SV Curslack-Neuengamme – TuS Dassendorf 2:2 (0:0)
SV Curslack-Neuengamme: L. Giese – Kühn, Spiewak (65. Ziolek), Mohr, Wilhelm – Rogge, Bombek – Winterfeld (59. Borgmann), Brkic, Rump – Lechler (83. Meyer) TuS Dassendorf: Gruhne – Kleine, Ahlschwede, K. Carolus, R. Carolus (46. Muhlack) – Doege – Maggio, Strömer, Lam (81. Kurczynski), Zalli (46. Dettmann) – Harnik Tore: 0:1 Harnik (56.), 0:2 Harnik (65., HE), 1:2 Brkic (69.), 2:2 Lechler (74.) Schiedsrichter: Paul Dühring (SVNA): Das „älteste Gespann der Liga“ (zusammen mit den SRA „Drago“ Vollmers und René Hölker bringen es die Drei auf genau 135 Jahre) sah leider auch ziemlich alt aus. Die beiden SRA trifft dabei allerdings kaum ein Verschulden, aber Referee Paul D. zog mal wieder sein Ding durch und sorgte bei zahlreichen kuriosen Entscheidungen für Erstaunen und Empörung. Die Krönung lieferte er in der Nachspielzeit ab, als er einen Konter der Hausherren in 5:2-Überzahlsituation (!) knapp hinter der Mittellinie mit dem Schlusspfiff beendete (90.+5). Beste Spieler: Spiewak, Rogge, Lechler – Strömer, Dettmann (beide 2. Hz) Zuschauer: 170
"Jetzt hast Du was für Deine nächste Video-Analyse", lachte SVCN-Stürmer Arnold Lechler bei seiner Auswechslung seinem Trainer Marcello Meyer ins Gesicht (83.). Der hat seinen Spielern unter der Woche nämlich Zusammenschnitte von Partien David gegen Goliath gezeigt, u.a. auch das DFB-Pokalspiel von Dynamo Dresden gegen Leverkusen, wo es kurz nach der Halbzeit 0:3 stand ( https://www.kicker.de/dresden-gegen-leverkusen-2011-dfb-pokal-1140221/schema), aber der Underdog am Ende noch mit 4:3 gewann. Meyer wollte damit sein Lebensmotto vermitteln: Niemals aufgeben! Und so rief Kapitän Witalij Wilhelm nach dem 0:2 immer wieder "Dynamo, Dynamo" als Ansporn übers Feld. Nicht aufgeben, weiter an sich glauben. It works! Die Vierländer waren erst klar besser, lagen dann scheinbar aussichtlos 0:2 hinten - und wären ohne Schiri Paul Dühring am Ende vermutlich sogar als Sieger vom Platz gegangen...
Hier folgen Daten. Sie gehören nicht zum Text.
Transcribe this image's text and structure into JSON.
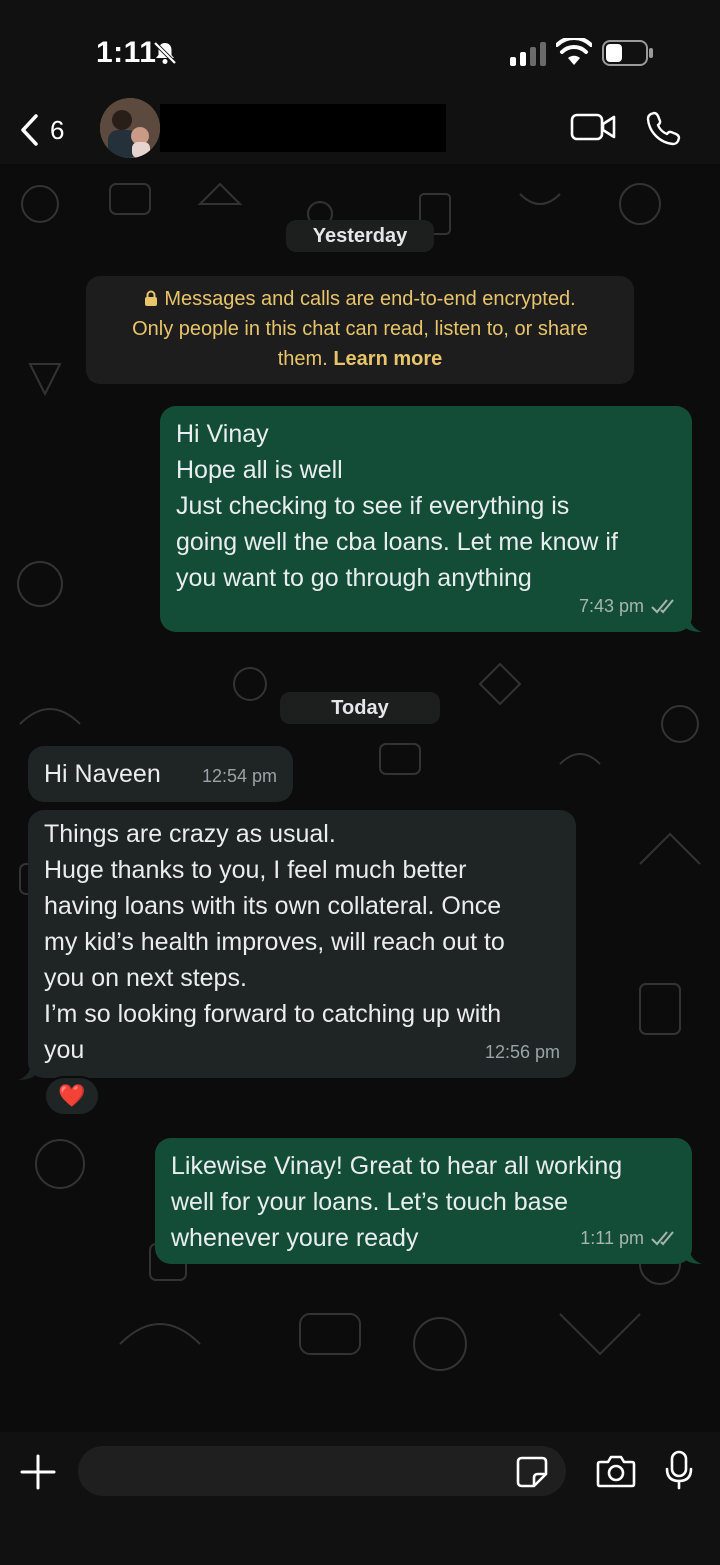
{
  "status_bar": {
    "time": "1:11"
  },
  "header": {
    "back_count": "6"
  },
  "chat": {
    "date_yesterday": "Yesterday",
    "encryption": {
      "line1": "Messages and calls are end-to-end encrypted.",
      "line2": "Only people in this chat can read, listen to, or share",
      "line3": "them.",
      "learn_more": "Learn more"
    },
    "messages": [
      {
        "direction": "out",
        "text": "Hi Vinay\nHope all is well\nJust checking to see if everything is\ngoing well the cba loans. Let me know if\nyou want to go through anything",
        "time": "7:43 pm",
        "status": "read"
      },
      {
        "direction": "in",
        "text": "Hi Naveen",
        "time": "12:54 pm"
      },
      {
        "direction": "in",
        "text": "Things are crazy as usual.\nHuge thanks to you, I feel much better\nhaving loans with its own collateral. Once\nmy kid’s health improves, will reach out to\nyou on next steps.\nI’m so looking forward to catching up with\nyou",
        "time": "12:56 pm",
        "reaction": "❤️"
      },
      {
        "direction": "out",
        "text": "Likewise Vinay! Great to hear all working\nwell for your loans. Let’s touch base\nwhenever youre ready",
        "time": "1:11 pm",
        "status": "read"
      }
    ],
    "date_today": "Today"
  },
  "composer": {
    "placeholder": ""
  },
  "colors": {
    "outgoing_bubble": "#134d37",
    "incoming_bubble": "#1f2424",
    "encryption_text": "#e8c46a",
    "background": "#0c0c0c"
  },
  "icons": [
    "bell-off-icon",
    "signal-icon",
    "wifi-icon",
    "battery-icon",
    "chevron-left-icon",
    "video-icon",
    "phone-icon",
    "plus-icon",
    "sticker-icon",
    "camera-icon",
    "mic-icon",
    "lock-icon",
    "double-check-icon"
  ]
}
Doch erstmal zurück zum Anpfiff. „Das war eine gute Sache mit den Einlaufkindern heute“, so Liga-Manager Torsten Henke: „wir wollen hier nach und nach wieder heimatverbundenen Fußball anbieten und fest in der Region verankert sein“. Die Jungs und Mädchen, die heute dabei waren, dürften jedenfalls von der Tribüne aus das „blaue Blut“ gespürt haben. Mut, Wille, Leidenschaft – auch wenn alles gegen einen spricht! Der (seit gestern Abend) Tabellenletzte gegen den Serienmeister, was sollte da schon möglich sein? So einiges!
Die Vierländer beherrschten das Mittelfeld, gewannen die Zweikämpfe und die zweiten Bälle und spielten sich zahlreiche Chancen heraus. Während die TuS in Anspielung auf ihre Trikots eher als „graue Maus“ daher kam. Nach einem Ballverlust von Maximilian Ahlschwede schloss Hendrik Bombek aus 17 Metern freistehend zu überhastet ab und versenkte das Leder im Fleet (4.). Danach scheiterte Marcel Rump an Keeper Christian Gruhne (11.), Moritz Kühn zielte (nach toller Vorlage von Florian Rogge) knapp am langen Pfosten vorbei (19.) und nach einem weiteren Traumpass von Rogge war Rump frei durch, setzte den Ball aber aus elf Metern links vorbei (21.). Was für eine Anfangsphase, was für ein Chaos beim Meister (mit Schnappatmung auf der Ersatzbank).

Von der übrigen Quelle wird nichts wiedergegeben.